The concurrent algorithm studied in this lecture builds on a well-known sequential algorithm that iteratively performs edge contraction operations, such that given a node N1 in the graph, GetMinEdge(N1) returns an edge adjacent to N1 with minimum cost for inclusion in the MST. If the minimum-cost edge is (N1,N2), the algorithm will attempt to combine nodes N1 and N2 in the graph and replace the pair by a single node, N3. To perform edge contractions in parallel, we have to look out for the case when two threads may collide on the same vertex. For example, even if two threads started with vertices A and D, they may both end up with C as the neighbor with the minimum cost edge.
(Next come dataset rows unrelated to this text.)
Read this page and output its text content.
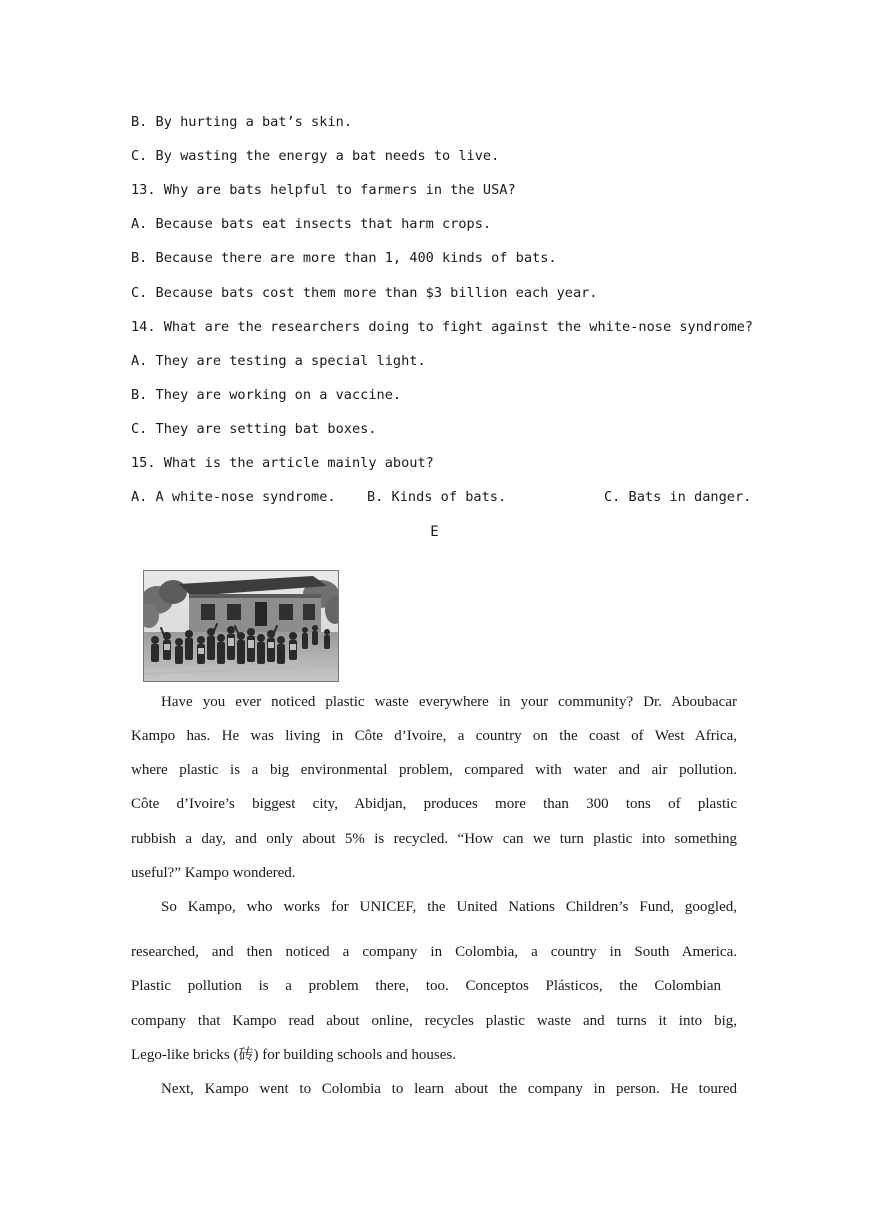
B. By hurting a bat’s skin.
C. By wasting the energy a bat needs to live.
13. Why are bats helpful to farmers in the USA?
A. Because bats eat insects that harm crops.
B. Because there are more than 1, 400 kinds of bats.
C. Because bats cost them more than $3 billion each year.
14. What are the researchers doing to fight against the white-nose syndrome?
A. They are testing a special light.
B. They are working on a vaccine.
C. They are setting bat boxes.
15. What is the article mainly about?
A. A white-nose syndrome. B. Kinds of bats.	C. Bats in danger.
E
Have you ever noticed plastic waste everywhere in your community? Dr. Aboubacar
Kampo has. He was living in Côte d’Ivoire, a country on the coast of West Africa,
where plastic is a big environmental problem, compared with water and air pollution.
Côte d’Ivoire’s biggest city, Abidjan, produces more than 300 tons of plastic
rubbish a day, and only about 5% is recycled. “How can we turn plastic into something
useful?” Kampo wondered.
So Kampo, who works for UNICEF, the United Nations Children’s Fund, googled,
researched, and then noticed a company in Colombia, a country in South America.
Plastic pollution is a problem there, too. Conceptos Plásticos, the Colombian
company that Kampo read about online, recycles plastic waste and turns it into big,
Lego-like bricks (砖) for building schools and houses.
Next, Kampo went to Colombia to learn about the company in person. He toured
We must avoid a situation in which the algorithm tries to combine both A and C and D and C. One possible approach is to use unstructured locks with calls to tryLock() to perform the combining safely, but without creating the possibility of deadlock or livelock situations. A key challenge with calling tryLock() is that some fix-up is required if the call returns false. Finally, it also helps to use a concurrent queue data structure to keep track of nodes that are available for processing.